Die Evangelische Kirche im Rheinland und die Diakonie RWL fordern eine gesetzliche Regelung, die die unabhängige Abschiebungsbeobachtung absichert. Seit Sommer 2001 bestehe die Einrichtung am Düsseldorfer Flughafen, erklärten die rheinische Kirche und die Diakonie als Trägerinnen in Düsseldorf. Diese gelte es, nach 25 Jahren zukunftsfest zu machen.
Die Landeskirche und die Diakonie Rheinland-Westfalen-Lippe (RWL) erinnerten daran, dass die seit 2008 geltende EU Rückführungsrichtlinie die Einrichtung eines verpflichtenden unabhängigen Monitorings von Abschiebungen durch die Mitgliedsstaaten vorsieht. Für Deutschland sehe die EU weiterhin Handlungsbedarf. Auch auf europäischer Ebene gewinne das Thema wieder an Bedeutung. Mit der Reform des Gemeinsamen Europäischen Asylsystems (GEAS) ab Juni werde erstmals unabhängiges Monitoring als verbindlicher Bestandteil vorgesehen.
Rechtssicherheit und begleitendes Monitoring gefordert
Erforderlich sind aus Sicht von rheinischer Kirche und Diakonie eine Rechtsgrundlage für eine staatlich unabhängige Abschiebungsbeobachtung und eines begleitenden unabhängigen Forums. Beobachter müssten Zugang zu allen relevanten Phasen des Abschiebungsvollzugs erhalten. Stellen müssten strukturell und finanziell abgesichert sein.
Christian Heine-Göttelmann, Vorstand der Diakonie RWL, betonte, dass Abschiebungsbeobachtung Transparenz in einem Bereich staatlichen Handelns schaffe, der für die Öffentlichkeit kaum zugänglich sei. Der rheinische Präses Thorsten Latzel nannte die unabhängige Abschiebungsbeobachtung ein „wichtiges Korrektiv“. Sie helfe den von der Abschiebung Betroffenen und auch den durch ihr Amt Beteiligten.
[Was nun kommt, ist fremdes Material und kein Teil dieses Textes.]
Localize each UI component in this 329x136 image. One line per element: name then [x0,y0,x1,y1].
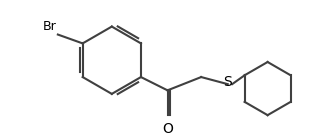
Text: O: O [162,122,173,136]
Text: S: S [223,75,232,89]
Text: Br: Br [42,20,56,33]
Ausgangspunkt war der Tod eines sudanesischen Asylbewerbers 1999 während eines Flugs ab Frankfurt. Rheinische Kirche, Wohlfahrtsverbände, Bundespolizei, das NRW-Innenministerium und zivilgesellschaftliche Akteure gründeten gemeinsam 2000 das Forum Flughäfen in NRW (FFiNW).
Dialog aller Akteure im Forum Flughäfen
Über die beiden großen NRW-Flughäfen Düsseldorf und Köln/Bonn fanden den Angaben nach im vergangenen Jahrzehnt etwa 34.000 Abschiebungen statt. Die Abschiebungsbeobachtung konnte rund ein Fünftel davon begleiten. In jährlichen Berichten dokumentiert sie Problemlagen und strukturelle Verbesserungen. Erreicht wurden unter anderem ein Handgeld für Betroffene, gemeinsame Standards im Abschiebungsvollzug und mit dem FFiNW ein kontinuierliches Dialogformat zwischen staatlichen und nichtstaatlichen Akteuren.